3. En premier lieu, il y a lieu d'écarter le moyen tiré de l'insuffisance de motivation de l'arrêté en litige, qui a été précédemment soumis dans les mêmes termes aux juges de première instance, par adoption des motifs retenus par le tribunal administratif au point 3 de son jugement, le requérant ne faisant état devant la Cour d'aucun élément distinct de ceux qui avaient été présentés en première instance.

4. En deuxième lieu, il ne ressort pas de l'ensemble des pièces du dossier que le préfet se serait abstenu de se livrer à un examen particulier de la situation du requérant.

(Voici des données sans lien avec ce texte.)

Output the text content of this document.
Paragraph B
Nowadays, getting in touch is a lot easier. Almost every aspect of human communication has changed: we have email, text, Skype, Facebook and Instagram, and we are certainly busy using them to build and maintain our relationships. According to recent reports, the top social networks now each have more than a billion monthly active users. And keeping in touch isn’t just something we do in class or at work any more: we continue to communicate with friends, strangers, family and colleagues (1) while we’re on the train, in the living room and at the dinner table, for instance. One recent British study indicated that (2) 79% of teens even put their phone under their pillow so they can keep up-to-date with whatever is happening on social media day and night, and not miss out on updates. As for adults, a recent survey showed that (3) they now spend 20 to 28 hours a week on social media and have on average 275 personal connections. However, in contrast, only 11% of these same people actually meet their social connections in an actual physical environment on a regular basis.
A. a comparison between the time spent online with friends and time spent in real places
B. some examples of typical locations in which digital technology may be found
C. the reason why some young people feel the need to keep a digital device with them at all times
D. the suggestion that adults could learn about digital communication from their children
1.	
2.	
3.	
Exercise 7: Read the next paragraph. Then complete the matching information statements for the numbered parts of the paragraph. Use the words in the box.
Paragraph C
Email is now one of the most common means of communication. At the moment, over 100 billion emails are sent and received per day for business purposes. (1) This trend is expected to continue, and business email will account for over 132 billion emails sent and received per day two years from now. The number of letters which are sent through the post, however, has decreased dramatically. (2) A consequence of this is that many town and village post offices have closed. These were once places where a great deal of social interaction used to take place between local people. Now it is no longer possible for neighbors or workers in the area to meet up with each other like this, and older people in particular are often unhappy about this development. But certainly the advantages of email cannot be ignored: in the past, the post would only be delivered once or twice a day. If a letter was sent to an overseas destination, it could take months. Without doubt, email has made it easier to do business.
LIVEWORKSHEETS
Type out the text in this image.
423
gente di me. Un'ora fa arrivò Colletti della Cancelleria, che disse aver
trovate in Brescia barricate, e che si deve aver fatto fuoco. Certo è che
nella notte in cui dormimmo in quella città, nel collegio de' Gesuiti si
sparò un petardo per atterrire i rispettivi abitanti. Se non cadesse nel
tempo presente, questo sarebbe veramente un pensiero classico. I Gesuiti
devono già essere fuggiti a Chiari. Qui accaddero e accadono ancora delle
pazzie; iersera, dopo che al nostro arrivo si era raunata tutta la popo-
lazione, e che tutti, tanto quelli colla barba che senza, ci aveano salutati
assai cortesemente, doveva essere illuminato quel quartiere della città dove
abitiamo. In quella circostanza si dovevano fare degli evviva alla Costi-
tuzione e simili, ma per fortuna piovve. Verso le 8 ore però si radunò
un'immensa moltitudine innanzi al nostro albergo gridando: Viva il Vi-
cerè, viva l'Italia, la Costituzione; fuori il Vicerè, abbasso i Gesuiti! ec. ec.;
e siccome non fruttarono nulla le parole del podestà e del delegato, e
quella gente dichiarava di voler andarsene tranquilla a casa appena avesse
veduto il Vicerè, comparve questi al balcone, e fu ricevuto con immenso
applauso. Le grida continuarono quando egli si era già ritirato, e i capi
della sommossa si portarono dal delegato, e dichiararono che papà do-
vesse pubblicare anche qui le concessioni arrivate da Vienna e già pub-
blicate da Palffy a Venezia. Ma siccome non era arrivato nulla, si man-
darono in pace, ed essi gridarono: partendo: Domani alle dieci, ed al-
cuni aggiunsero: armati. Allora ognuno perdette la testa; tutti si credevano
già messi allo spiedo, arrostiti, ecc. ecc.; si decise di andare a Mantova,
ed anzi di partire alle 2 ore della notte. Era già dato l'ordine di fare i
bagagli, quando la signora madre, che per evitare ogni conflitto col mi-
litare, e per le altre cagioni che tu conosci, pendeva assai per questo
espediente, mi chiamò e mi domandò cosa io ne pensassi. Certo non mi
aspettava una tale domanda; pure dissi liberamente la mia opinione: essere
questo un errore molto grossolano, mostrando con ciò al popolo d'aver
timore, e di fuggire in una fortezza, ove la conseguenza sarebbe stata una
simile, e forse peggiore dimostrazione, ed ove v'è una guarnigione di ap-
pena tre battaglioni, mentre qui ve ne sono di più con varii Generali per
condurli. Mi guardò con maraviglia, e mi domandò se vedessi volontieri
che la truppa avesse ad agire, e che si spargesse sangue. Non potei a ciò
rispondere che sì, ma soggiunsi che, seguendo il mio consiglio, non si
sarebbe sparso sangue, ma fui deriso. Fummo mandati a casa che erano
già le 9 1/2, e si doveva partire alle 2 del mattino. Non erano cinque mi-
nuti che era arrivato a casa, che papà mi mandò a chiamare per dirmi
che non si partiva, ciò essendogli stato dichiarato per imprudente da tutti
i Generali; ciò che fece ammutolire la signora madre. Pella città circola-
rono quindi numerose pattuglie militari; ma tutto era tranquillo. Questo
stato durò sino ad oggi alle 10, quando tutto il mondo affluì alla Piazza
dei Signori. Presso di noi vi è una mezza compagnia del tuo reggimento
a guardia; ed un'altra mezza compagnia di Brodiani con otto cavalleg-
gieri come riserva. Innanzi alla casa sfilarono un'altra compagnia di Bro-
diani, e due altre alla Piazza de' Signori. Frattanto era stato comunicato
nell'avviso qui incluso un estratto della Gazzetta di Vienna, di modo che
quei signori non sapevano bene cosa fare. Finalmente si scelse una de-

5. En troisième lieu, il ressort des pièces du dossier que M. A a demandé l'octroi d'un titre de séjour sur le fondement de l'article L. 435-1 du code de l'entrée et du séjour des étrangers et du droit d'asile et non sur celui de l'article L. 435-3 du même code. Dès lors, ainsi que l'a retenu à bon droit le tribunal, il n'est pas fondé à soutenir que le préfet des Alpes-Maritimes a entaché sa décision d'une erreur de droit en s'abstenant de prendre en considération la possibilité de délivrance d'un titre de séjour sur le fondement de l'article L. 435-3 du code de l'entrée et du séjour des étrangers et du droit d'asile. Il en résulte que le moyen tiré de la méconnaissance des dispositions de l'article L. 435-3 du code de l'entrée et du séjour des étrangers et du droit d'asile ne peut être utilement invoqué par le requérant.

6. En quatrième lieu, aux termes de l'article L. 435-1 du code de l'entrée et du séjour des étrangers et du droit d'asile : " L'étranger dont l'admission au séjour répond à des considérations humanitaires ou se justifie au regard des motifs exceptionnels qu'il fait valoir peut se voir délivrer une carte de séjour temporaire portant la mention " salarié ", " travailleur temporaire " ou " vie privée et familiale ", sans que soit opposable la condition prévue à l'article L. 412-1 () ".

7. M. A déclare être entré sur le territoire français en février 2020, alors qu'il était mineur. Il a été placé auprès de l'aide sociale à l'enfance du 6 mars 2020 au 25 mai 2021. Il ressort des pièces du dossier que le requérant a obtenu son CAP Boulanger en août 2022 et qu'il poursuit actuellement une année d'apprentissage pour obtenir le diplôme de Pâtissier au sein du CFA de la métropole Nice Côte d'Azur. Toutefois, ces circonstances ne constituent pas, à elles seules, des considérations humanitaires ou un motif exceptionnel au regard des dispositions précitées. Dès lors, le préfet ne peut être regardé comme ayant commis une erreur manifeste d'appréciation en refusant de régulariser sa situation sur le fondement de l'article L. 435-1 du code de l'entrée et du séjour des étrangers et du droit d'asile.

8. En cinquième lieu, il résulte de ce qui précède que M. A n'est pas fondé à exciper de la décision refusant l'octroi d'un titre de séjour à l'encontre de celle portant obligation de quitter le territoire français.

9. En sixième et dernier lieu, pour les mêmes motifs que ceux énoncés au point 7, la décision portant obligation de quitter le territoire français n'est pas entachée d'erreur manifeste d'appréciation de sa situation.

10. Il résulte de ce qui précède que la requête d'appel de M. A, qui est manifestement dépourvue de fondement, au sens des dispositions du dernier alinéa de l'article R. 222-1 du code de justice administrative, doit être rejetée, en application de ces dispositions, y compris les conclusions aux fins d'injonction et celles présentées au titre de l'article L. 761-1 du code de justice administrative et de l'article 37 de la loi du 10 juillet 1991.

O R D O N N E :

Article 1er : La requête de M. A est rejetée.

Article 2 : La présente ordonnance sera notifiée à M. B A et à Me Laïfa .

Copie en sera adressée au préfet des Alpes-Maritimes.

Fait à Marseille, le 27 novembre 2023.